Le plancher chauffant
Le plancher chauffant se décline en deux grands types :
- Le plancher chauffant électrique. Il s’agit d’un câble électrique qui serpente sous le plancher et qui fonctionne comme une résistance
- Le plancher chauffant relié à système de chauffage central, comme une pompe à chaleur. De l’eau circule dans des tuyauteries placées sous le plancher de votre pièce ou habitation. Le principal attrait de ce système est sa réversibilité : de l’eau chaude circule en hiver et de l’eau froide en été
Ce système permet donc de remplacer la climatisation et le chauffage. De plus, il est adaptable à un grand nombre de chaudières ou pompes à chaleur.
Principe de fonctionnement
Le plancher chauffant est constitué de boucles en matériau de synthèse (PER : Polyéthylène Réticulé) disposé selon des règles strictes sur des plaques isolantes, le tout étant recouvert par une chape de béton .
Le tube PER se déroule sur les plaques isolantes et se positionne selon la méthode de l’escargot. Ainsi, on obtient une température uniforme dans la pièce.
Il faut une boucle minimum par pièce correspondant, selon le pas, entre 12 et 20 m² de plancher chauffant.
Chaque boucle est équipée de robinets thermostatiques permettant un réglage initial (par l’installateur). Celui-ci prend en compte la situation géographique de l’habitation (avec les conditions climatiques associées), l’ensoleillement des pièces, leur usage ou encore la distance qui les sépare du départ du circuit d’eau chaude.
Le liquide circulant est de l’eau à laquelle est ajouté un liquide de désembouage (pour éviter l’encrassement du circuit).
Avantages du plancher chauffant
- Le plancher chauffant permet de profiter d’un système de chauffage complètement invisible.

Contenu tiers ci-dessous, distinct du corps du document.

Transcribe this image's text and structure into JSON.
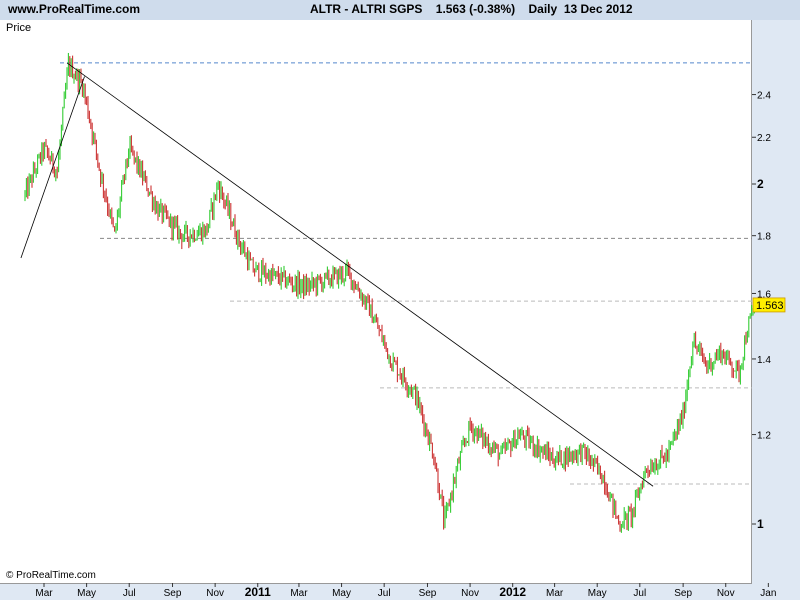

- Le gain de surface habitable est notable car la pièce chauffée ne nécessite plus la présence de radiateur.
- Le confort thermique est très agréable grâce à une uniformisation de la chaleur dans la pièce, aussi bien verticalement qu’horizontalement.

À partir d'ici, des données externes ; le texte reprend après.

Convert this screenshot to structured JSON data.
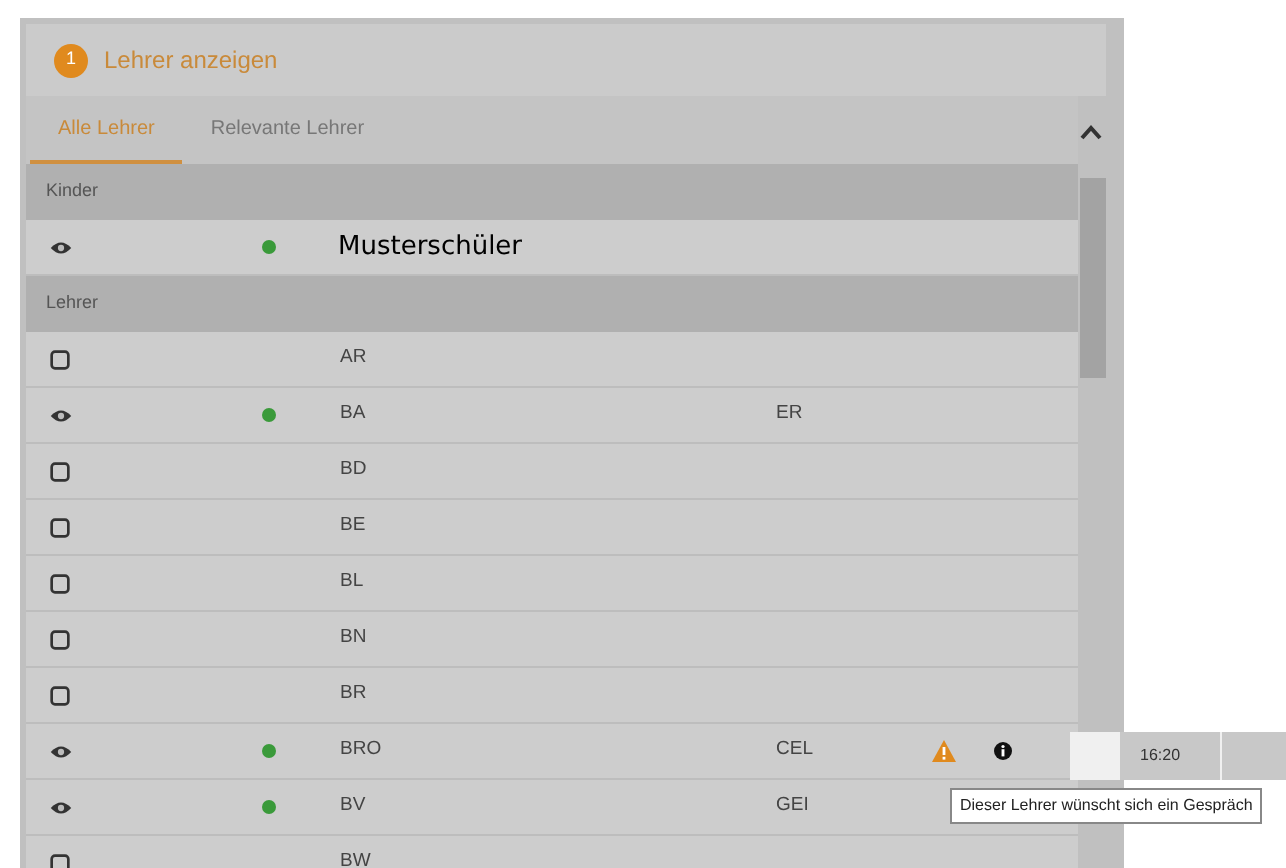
{
  "header": {
    "step": "1",
    "title": "Lehrer anzeigen"
  },
  "tabs": [
    {
      "label": "Alle Lehrer",
      "selected": true
    },
    {
      "label": "Relevante Lehrer",
      "selected": false
    }
  ],
  "sections": [
    {
      "title": "Kinder",
      "rows": [
        {
          "kind": "student",
          "visible": true,
          "online": true,
          "name": "Musterschüler"
        }
      ]
    },
    {
      "title": "Lehrer",
      "rows": [
        {
          "kind": "teacher",
          "visible": false,
          "online": false,
          "name": "AR"
        },
        {
          "kind": "teacher",
          "visible": true,
          "online": true,
          "name": "BA",
          "column_4": "ER"
        },
        {
          "kind": "teacher",
          "visible": false,
          "online": false,
          "name": "BD"
        },
        {
          "kind": "teacher",
          "visible": false,
          "online": false,
          "name": "BE"
        },
        {
          "kind": "teacher",
          "visible": false,
          "online": false,
          "name": "BL"
        },
        {
          "kind": "teacher",
          "visible": false,
          "online": false,
          "name": "BN"
        },
        {
          "kind": "teacher",
          "visible": false,
          "online": false,
          "name": "BR"
        },
        {
          "kind": "teacher",
          "visible": true,
          "online": true,
          "name": "BRO",
          "column_4": "CEL",
          "warning": true,
          "info": true
        },
        {
          "kind": "teacher",
          "visible": true,
          "online": true,
          "name": "BV",
          "column_4": "GEI"
        },
        {
          "kind": "teacher",
          "visible": false,
          "online": false,
          "name": "BW"
        }
      ]
    }
  ],
  "time_cell": "16:20",
  "tooltip": "Dieser Lehrer wünscht sich ein Gespräch"
}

- Comme le soleil, le chauffage par le sol rayonne et chauffe les objets et non l’air. Il permet d’obtenir à 18°C la même sensation de confort que celle atteinte à 20°C avec les autres modes de chauffage. La température de votre habitation se voit réduite de quelques degrés, et vous permet donc d’économiser environ 15% sur votre facture de chauffage.
- De plus, ce mode de chauffage ne produisant pas d’air pulsé il n’y a aucune particule en suspension dans l’air.
- Enfin, côté financement, vous pouvez bénéficier d’une aide de l’état sous forme de crédit d’impôt.
Ce système est très rentable, malgré son investissement lourd, la consommation d’énergie qui en découle est peu coûteuse car réduite.
De plus, un plancher chauffant peut être alimenté par différentes sources d’énergie. On peut très bien utiliser une Pompe à Chaleur aérothermique pour ensuite passer sur une installation solaire thermique.
Inconvénients du plancher chauffant
- La mise en place d’un plancher chauffant est fortement recommandée lors de la construction d’une habitation neuve. En effet, le coût d’un tel système pour une rénovation est très important et peut être decourageant. Des problèmes dus à la surélévation de la maison peuvent aussi survenir lors d’une rénovation, ce qui n’est pas sans souci pour l’ouverture des portes
- Le prix d’une installation est relativement onéreux, variant de 45 à 80€ HT du m² selon les technologies choisies.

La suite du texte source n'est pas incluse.